Wood cost to tear off writing and printing paper margin: Crisil report
Dec 22, 2024
New Delhi [India], December 22 : Operating margin of writing and printing paper manufacturers is set to contract 400-500 basis points to 15-16 per cent this financial year -- following a similar correction last fiscal from the unusually high level of fiscal 2023 -- driven by costlier hardwood and softwood and softening realisations, according to Crisil Ratings.
Further, revenue is projected to decline 2-3 per cent this fiscal year-on-year -- after a price-led decrease of 6-7 per cent last fiscal -- largely reined in by subdued realisations.
Volume is expected to grow a tepid 2-4 per cent this fiscal owing to the continued shift towards digital communication, partly offset by the government's focus on expenditure in the education sector and increased work from office.
Gautam Shahi, Director, CRISIL Ratings, said that on the profitability front, two factors will drive the compression this fiscal.

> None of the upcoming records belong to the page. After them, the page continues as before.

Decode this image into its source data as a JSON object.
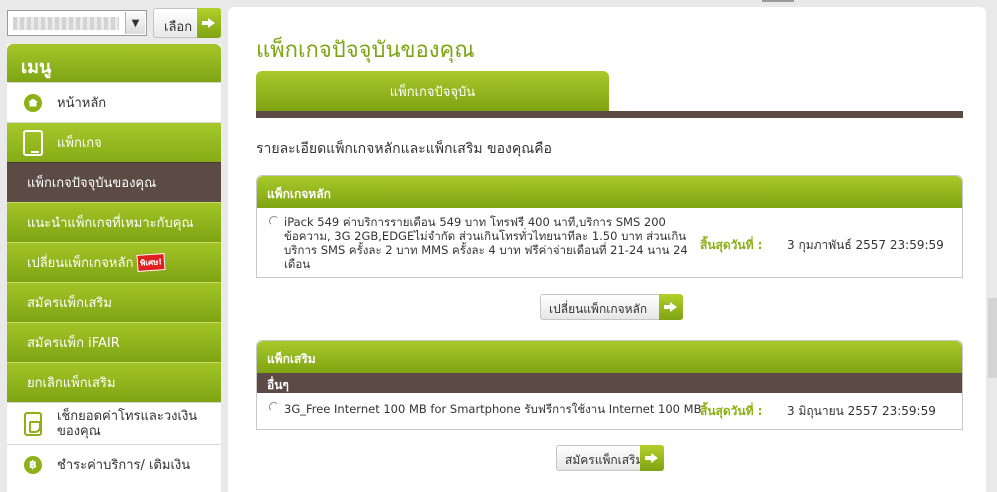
{
  "top": {
    "select_value": "",
    "go_label": "เลือก"
  },
  "menu": {
    "title": "เมนู",
    "items": [
      {
        "label": "หน้าหลัก",
        "icon": "home-icon"
      },
      {
        "label": "แพ็กเกจ",
        "icon": "phone-icon"
      },
      {
        "label": "แพ็กเกจปัจจุบันของคุณ"
      },
      {
        "label": "แนะนำแพ็กเกจที่เหมาะกับคุณ"
      },
      {
        "label": "เปลี่ยนแพ็กเกจหลัก",
        "badge": "พิเศษ!"
      },
      {
        "label": "สมัครแพ็กเสริม"
      },
      {
        "label": "สมัครแพ็ก iFAIR"
      },
      {
        "label": "ยกเลิกแพ็กเสริม"
      },
      {
        "label": "เช็กยอดค่าโทรและวงเงินของคุณ",
        "icon": "phone-bill-icon"
      },
      {
        "label": "ชำระค่าบริการ/ เติมเงิน",
        "icon": "baht-icon"
      }
    ]
  },
  "main": {
    "page_title": "แพ็กเกจปัจจุบันของคุณ",
    "tab_label": "แพ็กเกจปัจจุบัน",
    "description": "รายละเอียดแพ็กเกจหลักและแพ็กเสริม ของคุณคือ",
    "main_package": {
      "header": "แพ็กเกจหลัก",
      "text_line1": "iPack 549 ค่าบริการรายเดือน 549 บาท โทรฟรี 400 นาที,บริการ SMS 200",
      "text_line2": "ข้อความ, 3G 2GB,EDGEไม่จำกัด ส่วนเกินโทรทั่วไทยนาทีละ 1.50 บาท ส่วนเกิน",
      "text_line3": "บริการ SMS ครั้งละ 2 บาท MMS ครั้งละ 4 บาท ฟรีค่าจ่ายเดือนที่ 21-24 นาน 24",
      "text_line4": "เดือน",
      "expire_label": "สิ้นสุดวันที่ :",
      "expire_value": "3 กุมภาพันธ์ 2557 23:59:59",
      "button_label": "เปลี่ยนแพ็กเกจหลัก"
    },
    "addon_package": {
      "header": "แพ็กเสริม",
      "sub_header": "อื่นๆ",
      "text": "3G_Free Internet 100 MB for Smartphone รับฟรีการใช้งาน Internet 100 MB",
      "expire_label": "สิ้นสุดวันที่ :",
      "expire_value": "3 มิถุนายน 2557 23:59:59",
      "button_label": "สมัครแพ็กเสริม"
    }
  },
  "colors": {
    "accent_green": "#7ea412",
    "dark_brown": "#5c4b45"
  }
}
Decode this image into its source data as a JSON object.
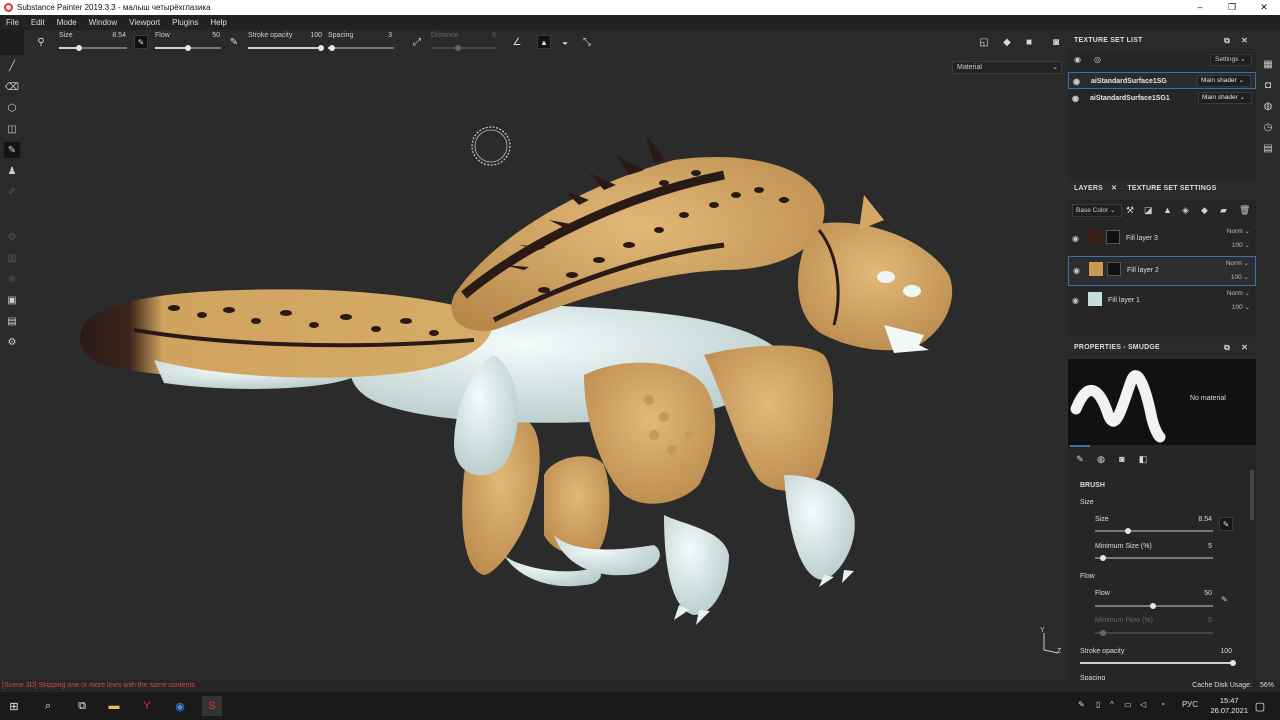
{
  "window": {
    "title": "Substance Painter 2019.3.3 - малыш четырёхглазика",
    "controls": [
      "–",
      "❐",
      "✕"
    ]
  },
  "menu": [
    "File",
    "Edit",
    "Mode",
    "Window",
    "Viewport",
    "Plugins",
    "Help"
  ],
  "tool_options": {
    "size_label": "Size",
    "size_value": "8.54",
    "flow_label": "Flow",
    "flow_value": "50",
    "stroke_opacity_label": "Stroke opacity",
    "stroke_opacity_value": "100",
    "spacing_label": "Spacing",
    "spacing_value": "3",
    "distance_label": "Distance",
    "distance_value": "8"
  },
  "viewport": {
    "display_mode": "Material",
    "axis_y": "Y",
    "axis_z": "Z"
  },
  "texture_set_list": {
    "title": "TEXTURE SET LIST",
    "settings_label": "Settings",
    "sets": [
      {
        "name": "aiStandardSurface1SG",
        "shader": "Main shader"
      },
      {
        "name": "aiStandardSurface1SG1",
        "shader": "Main shader"
      }
    ]
  },
  "layers": {
    "tab_layers": "LAYERS",
    "tab_texture_set_settings": "TEXTURE SET SETTINGS",
    "channel": "Base Color",
    "items": [
      {
        "name": "Fill layer 3",
        "blend": "Norm",
        "opacity": "100",
        "color": "#3a1f18"
      },
      {
        "name": "Fill layer 2",
        "blend": "Norm",
        "opacity": "100",
        "color": "#c89a55"
      },
      {
        "name": "Fill layer 1",
        "blend": "Norm",
        "opacity": "100",
        "color": "#c9dcdc"
      }
    ]
  },
  "properties": {
    "title": "PROPERTIES - SMUDGE",
    "no_material": "No material",
    "brush_heading": "BRUSH",
    "size_group": "Size",
    "size_label": "Size",
    "size_value": "8.54",
    "min_size_label": "Minimum Size (%)",
    "min_size_value": "5",
    "flow_group": "Flow",
    "flow_label": "Flow",
    "flow_value": "50",
    "min_flow_label": "Minimum Flow (%)",
    "min_flow_value": "5",
    "stroke_opacity_label": "Stroke opacity",
    "stroke_opacity_value": "100",
    "spacing_label": "Spacing"
  },
  "status": {
    "message": "[Scene 3D] Skipping one or more lines with the same contents",
    "cache_label": "Cache Disk Usage:",
    "cache_value": "56%"
  },
  "taskbar": {
    "lang": "РУС",
    "time": "15:47",
    "date": "26.07.2021"
  },
  "colors": {
    "accent": "#3b6fb5",
    "error": "#d24a3a",
    "creature_yellow": "#d4a862",
    "creature_white": "#dfeeee",
    "creature_dark": "#2a1a16"
  }
}
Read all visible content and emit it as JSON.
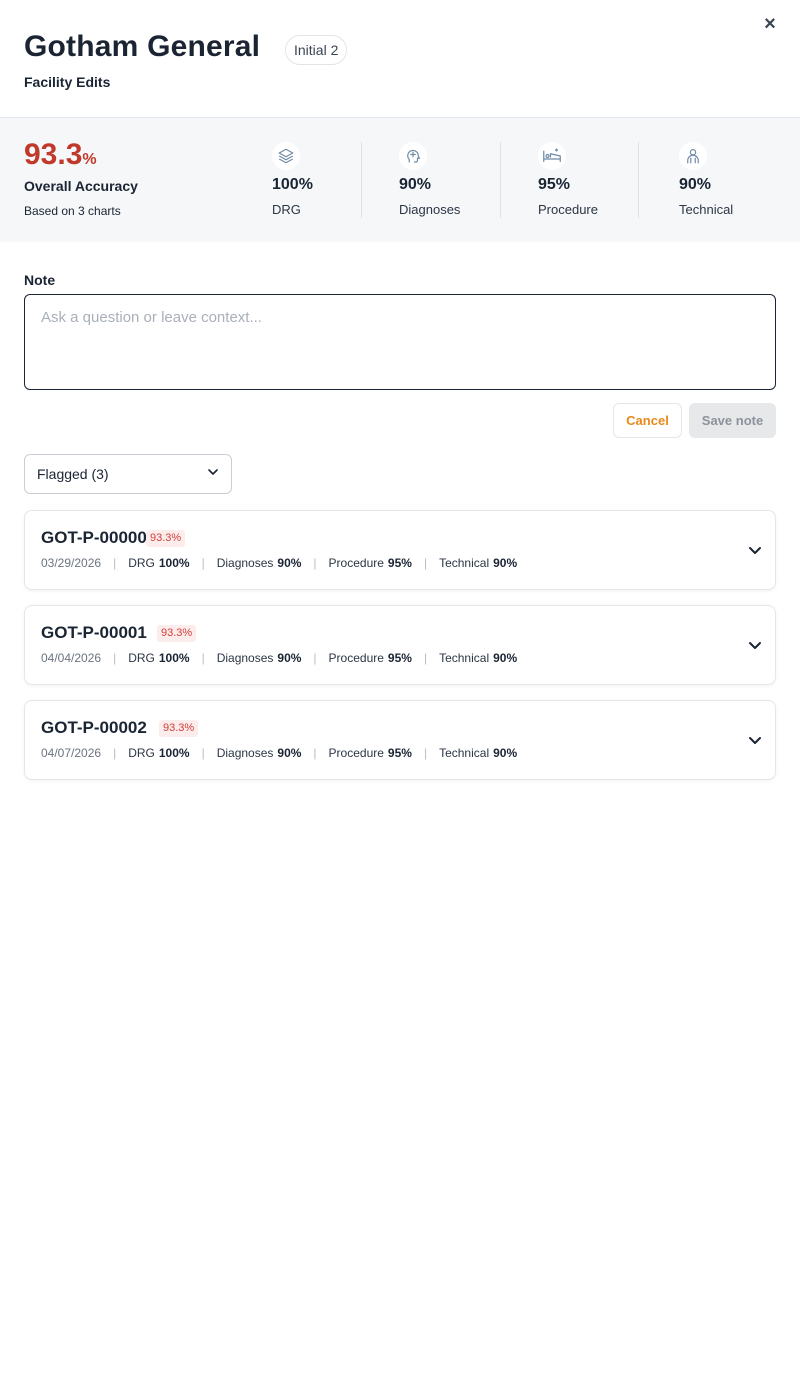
{
  "header": {
    "title": "Gotham General",
    "badge": "Initial 2",
    "subtitle": "Facility Edits",
    "close_icon": "×"
  },
  "summary": {
    "accuracy_value": "93.3",
    "accuracy_unit": "%",
    "accuracy_label": "Overall Accuracy",
    "based_on": "Based on 3 charts",
    "accent_color": "#c0392b",
    "metrics": [
      {
        "icon": "layers-icon",
        "value": "100%",
        "label": "DRG"
      },
      {
        "icon": "head-medical-icon",
        "value": "90%",
        "label": "Diagnoses"
      },
      {
        "icon": "hospital-bed-icon",
        "value": "95%",
        "label": "Procedure"
      },
      {
        "icon": "person-icon",
        "value": "90%",
        "label": "Technical"
      }
    ]
  },
  "note": {
    "label": "Note",
    "placeholder": "Ask a question or leave context...",
    "value": "",
    "cancel_label": "Cancel",
    "save_label": "Save note"
  },
  "filter": {
    "selected": "Flagged (3)"
  },
  "charts": [
    {
      "id": "GOT-P-00000",
      "accuracy": "93.3%",
      "date": "03/29/2026",
      "drg_label": "DRG",
      "drg": "100%",
      "diagnoses_label": "Diagnoses",
      "diagnoses": "90%",
      "procedure_label": "Procedure",
      "procedure": "95%",
      "technical_label": "Technical",
      "technical": "90%"
    },
    {
      "id": "GOT-P-00001",
      "accuracy": "93.3%",
      "date": "04/04/2026",
      "drg_label": "DRG",
      "drg": "100%",
      "diagnoses_label": "Diagnoses",
      "diagnoses": "90%",
      "procedure_label": "Procedure",
      "procedure": "95%",
      "technical_label": "Technical",
      "technical": "90%"
    },
    {
      "id": "GOT-P-00002",
      "accuracy": "93.3%",
      "date": "04/07/2026",
      "drg_label": "DRG",
      "drg": "100%",
      "diagnoses_label": "Diagnoses",
      "diagnoses": "90%",
      "procedure_label": "Procedure",
      "procedure": "95%",
      "technical_label": "Technical",
      "technical": "90%"
    }
  ]
}
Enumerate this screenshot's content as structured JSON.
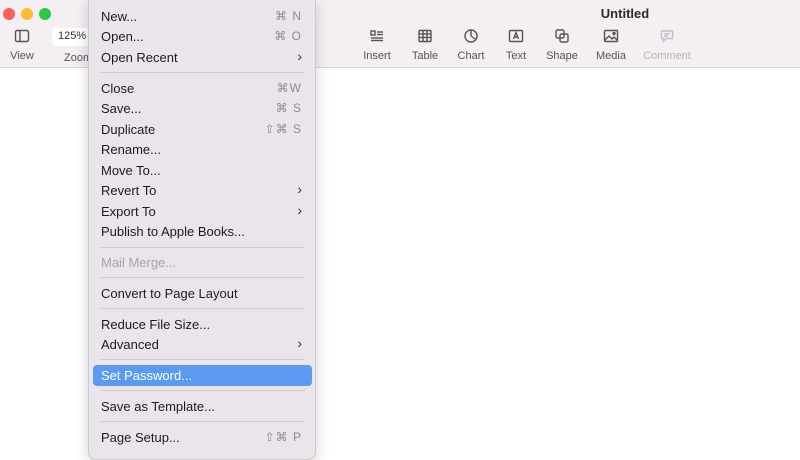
{
  "window": {
    "title": "Untitled"
  },
  "toolbar": {
    "view_label": "View",
    "zoom_value": "125%",
    "zoom_label": "Zoom",
    "insert_label": "Insert",
    "table_label": "Table",
    "chart_label": "Chart",
    "text_label": "Text",
    "shape_label": "Shape",
    "media_label": "Media",
    "comment_label": "Comment"
  },
  "menu": {
    "items": [
      {
        "label": "New...",
        "shortcut": "⌘ N"
      },
      {
        "label": "Open...",
        "shortcut": "⌘ O"
      },
      {
        "label": "Open Recent",
        "submenu": "›"
      },
      {
        "label": "Close",
        "shortcut": "⌘W"
      },
      {
        "label": "Save...",
        "shortcut": "⌘ S"
      },
      {
        "label": "Duplicate",
        "shortcut": "⇧⌘ S"
      },
      {
        "label": "Rename..."
      },
      {
        "label": "Move To..."
      },
      {
        "label": "Revert To",
        "submenu": "›"
      },
      {
        "label": "Export To",
        "submenu": "›"
      },
      {
        "label": "Publish to Apple Books..."
      },
      {
        "label": "Mail Merge..."
      },
      {
        "label": "Convert to Page Layout"
      },
      {
        "label": "Reduce File Size..."
      },
      {
        "label": "Advanced",
        "submenu": "›"
      },
      {
        "label": "Set Password..."
      },
      {
        "label": "Save as Template..."
      },
      {
        "label": "Page Setup...",
        "shortcut": "⇧⌘ P"
      }
    ]
  }
}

"One, writing and printing paper realisation will continue to correct from the abnormal highs of fiscal 2023, driven by low-cost imports from China and East Asia amid modest demand, resulting in a decline of 5-7 per cent in writing and printing prices. Two, domestic wood costs will continue to surge due to increased demand from competing wood-based industries and reduced wood output caused by lower plantation during the pandemic."
Shahi asserted that imported wood prices are expected to rise 18-20 per cent due to international supply disruptions.
That said, Crisil believes that the credit profiles of writing and printing paper makers will be able to withstand the cyclical downturn.
A CRISIL Ratings analysis of 11 paper makers, accounting for a substantial portion of the organised writing and printing paper market, indicates as much.
Pranav Shandil, Associate Director, CRISIL Ratings, said that while a decline in operating profits will cause a slight moderation in debt metrics of writing and printing paper manufacturers this fiscal, they will still remain healthy due to deleveraged balance sheets and modest debt-funded capex.
Operating margin is poised to recover 300-400 basis points to 18-19 per cent next fiscal, as increased plantations over the past two years will improve supply and, consequently, drive down domestic wood prices.